Cesó de hablar. Y, mientras Holly y Selexin seguían subiendo, una risa maléfica atronó por las escaleras.

—Aquí vienen —le dijo Levine a Marshall, junto al coche del primero.

Una enorme furgoneta negra dobló la esquina y se detuvo justo detrás del Lincoln de Levine. Parecía una furgoneta de televisión, con una parabólica en el techo y luces parpadeantes de policía.

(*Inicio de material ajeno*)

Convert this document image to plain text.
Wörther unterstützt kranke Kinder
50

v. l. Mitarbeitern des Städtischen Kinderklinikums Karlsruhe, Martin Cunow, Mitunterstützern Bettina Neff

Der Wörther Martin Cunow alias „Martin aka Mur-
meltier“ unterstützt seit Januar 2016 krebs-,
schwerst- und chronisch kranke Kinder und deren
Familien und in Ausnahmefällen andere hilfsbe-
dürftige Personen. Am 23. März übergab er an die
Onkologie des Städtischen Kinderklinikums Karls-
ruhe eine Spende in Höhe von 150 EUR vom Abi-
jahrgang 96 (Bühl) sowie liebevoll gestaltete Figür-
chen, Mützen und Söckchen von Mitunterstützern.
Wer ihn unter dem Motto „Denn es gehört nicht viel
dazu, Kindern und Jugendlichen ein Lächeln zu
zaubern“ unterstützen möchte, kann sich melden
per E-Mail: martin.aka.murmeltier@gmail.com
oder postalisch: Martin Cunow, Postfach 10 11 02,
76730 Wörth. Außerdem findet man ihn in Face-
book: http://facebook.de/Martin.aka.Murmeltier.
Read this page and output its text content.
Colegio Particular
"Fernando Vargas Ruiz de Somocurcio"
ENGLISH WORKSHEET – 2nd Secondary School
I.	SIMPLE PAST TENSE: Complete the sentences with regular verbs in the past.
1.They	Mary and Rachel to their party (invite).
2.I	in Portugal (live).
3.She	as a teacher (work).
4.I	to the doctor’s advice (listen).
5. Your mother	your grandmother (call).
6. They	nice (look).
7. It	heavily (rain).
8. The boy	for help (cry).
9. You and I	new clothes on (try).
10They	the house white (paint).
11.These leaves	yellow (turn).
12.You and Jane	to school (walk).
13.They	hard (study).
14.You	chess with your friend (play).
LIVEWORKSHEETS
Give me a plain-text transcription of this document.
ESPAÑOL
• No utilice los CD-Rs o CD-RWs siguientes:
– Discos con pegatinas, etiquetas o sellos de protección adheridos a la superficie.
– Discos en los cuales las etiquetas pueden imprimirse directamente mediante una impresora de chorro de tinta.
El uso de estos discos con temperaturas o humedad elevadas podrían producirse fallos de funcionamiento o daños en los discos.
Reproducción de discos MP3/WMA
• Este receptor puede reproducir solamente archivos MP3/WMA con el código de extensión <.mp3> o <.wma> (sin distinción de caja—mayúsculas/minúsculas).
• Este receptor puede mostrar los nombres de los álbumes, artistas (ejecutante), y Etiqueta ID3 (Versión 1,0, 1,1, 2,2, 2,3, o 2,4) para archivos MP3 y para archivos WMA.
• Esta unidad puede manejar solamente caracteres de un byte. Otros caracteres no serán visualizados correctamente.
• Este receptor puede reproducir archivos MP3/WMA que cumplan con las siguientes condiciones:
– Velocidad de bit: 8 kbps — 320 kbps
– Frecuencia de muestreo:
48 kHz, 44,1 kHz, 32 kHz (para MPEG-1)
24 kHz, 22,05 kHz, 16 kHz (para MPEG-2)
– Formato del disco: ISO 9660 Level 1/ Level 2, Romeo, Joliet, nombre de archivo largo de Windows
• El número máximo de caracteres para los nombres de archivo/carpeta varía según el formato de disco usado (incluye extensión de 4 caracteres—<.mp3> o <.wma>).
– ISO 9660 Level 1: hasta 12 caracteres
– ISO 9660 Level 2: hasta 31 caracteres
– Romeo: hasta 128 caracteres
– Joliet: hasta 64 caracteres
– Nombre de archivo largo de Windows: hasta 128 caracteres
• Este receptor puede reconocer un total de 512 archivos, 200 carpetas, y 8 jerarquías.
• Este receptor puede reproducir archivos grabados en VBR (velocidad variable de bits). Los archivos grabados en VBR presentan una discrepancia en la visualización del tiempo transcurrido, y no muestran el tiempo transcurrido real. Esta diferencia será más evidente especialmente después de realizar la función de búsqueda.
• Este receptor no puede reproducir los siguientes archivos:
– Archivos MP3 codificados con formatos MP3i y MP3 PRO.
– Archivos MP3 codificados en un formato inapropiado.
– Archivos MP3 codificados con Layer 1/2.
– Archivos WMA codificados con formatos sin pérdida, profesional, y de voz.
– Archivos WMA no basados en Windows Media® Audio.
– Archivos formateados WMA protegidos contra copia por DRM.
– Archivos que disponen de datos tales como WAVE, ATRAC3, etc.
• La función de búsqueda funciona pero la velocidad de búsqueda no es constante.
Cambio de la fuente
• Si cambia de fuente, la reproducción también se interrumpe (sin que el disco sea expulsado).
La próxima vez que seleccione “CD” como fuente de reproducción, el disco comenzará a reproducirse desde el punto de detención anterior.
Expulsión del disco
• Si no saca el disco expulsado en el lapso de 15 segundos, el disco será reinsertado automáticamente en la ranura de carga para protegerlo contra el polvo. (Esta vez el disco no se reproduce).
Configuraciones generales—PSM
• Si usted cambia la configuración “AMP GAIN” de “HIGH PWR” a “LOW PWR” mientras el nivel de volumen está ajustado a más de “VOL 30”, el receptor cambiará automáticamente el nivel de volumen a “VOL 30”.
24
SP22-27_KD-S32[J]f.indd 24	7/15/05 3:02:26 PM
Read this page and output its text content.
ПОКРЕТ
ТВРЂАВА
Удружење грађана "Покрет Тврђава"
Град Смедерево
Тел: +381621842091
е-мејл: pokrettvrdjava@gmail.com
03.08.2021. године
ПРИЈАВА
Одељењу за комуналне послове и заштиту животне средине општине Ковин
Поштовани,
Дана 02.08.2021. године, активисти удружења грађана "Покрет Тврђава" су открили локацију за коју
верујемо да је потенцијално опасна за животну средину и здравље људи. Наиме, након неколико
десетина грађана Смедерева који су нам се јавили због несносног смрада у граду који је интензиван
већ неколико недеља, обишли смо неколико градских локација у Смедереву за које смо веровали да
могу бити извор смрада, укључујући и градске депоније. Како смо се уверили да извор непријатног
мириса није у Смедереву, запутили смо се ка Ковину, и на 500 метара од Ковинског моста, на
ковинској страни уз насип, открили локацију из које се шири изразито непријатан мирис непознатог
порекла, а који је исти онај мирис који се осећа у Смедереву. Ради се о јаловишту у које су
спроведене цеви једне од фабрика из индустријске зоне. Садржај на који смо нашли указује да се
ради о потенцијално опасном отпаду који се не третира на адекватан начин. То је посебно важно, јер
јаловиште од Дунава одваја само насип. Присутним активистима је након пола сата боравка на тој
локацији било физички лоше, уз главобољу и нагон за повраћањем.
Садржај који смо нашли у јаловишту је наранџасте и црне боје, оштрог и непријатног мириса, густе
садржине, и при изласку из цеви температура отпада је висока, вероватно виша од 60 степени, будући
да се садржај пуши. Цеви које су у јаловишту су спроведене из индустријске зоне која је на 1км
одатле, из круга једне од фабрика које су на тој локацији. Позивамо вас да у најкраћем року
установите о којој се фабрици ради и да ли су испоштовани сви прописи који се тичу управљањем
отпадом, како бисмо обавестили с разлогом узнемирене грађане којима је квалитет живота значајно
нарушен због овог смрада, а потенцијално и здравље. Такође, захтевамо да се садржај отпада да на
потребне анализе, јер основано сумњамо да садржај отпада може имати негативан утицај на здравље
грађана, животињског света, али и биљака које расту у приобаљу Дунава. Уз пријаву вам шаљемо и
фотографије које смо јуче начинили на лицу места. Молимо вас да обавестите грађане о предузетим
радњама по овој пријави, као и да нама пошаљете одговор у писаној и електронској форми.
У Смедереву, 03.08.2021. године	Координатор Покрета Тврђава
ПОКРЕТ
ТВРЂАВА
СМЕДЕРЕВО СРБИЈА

Levine se protegió los ojos de los faros cegadores de la furgoneta cuando un hombre fornido, vestido con el uniforme de combate azul de los SWAT, se bajó del asiento del copiloto y se puso en posición de firme delante de Marshall.

Era Harold Quaid.

El comandante Harold Quaid.

Levine no había trabajado con él, pero su reputación lo precedía. Al parecer, Quaid se había concedido a sí mismo el título de comandante (no existía ese rango en la NSA) al asumir el mando del equipo de campo de la división Sigma. Corría el rumor de que en una ocasión había matado a un civil por equivocación mientras seguía una pista falsa sobre un posible alienígena. No se había abierto ninguna investigación al respecto.

Esa noche vestía exactamente igual que un miembro de los SWAT: ropa de combate, chaleco antibalas, botas, gorra, funda de pistola.

—Señor —le dijo Quaid a Marshall.

—Harry. —Marshall asintió—. Puntuales.

—Como siempre, señor.

Marshall se volvió hacia Levine.

—¿Han acordonado la zona?

—Están terminando ahora mismo —dijo Levine—. Se ha precintado todo el edificio. Treinta metros. Parte del parque incluso.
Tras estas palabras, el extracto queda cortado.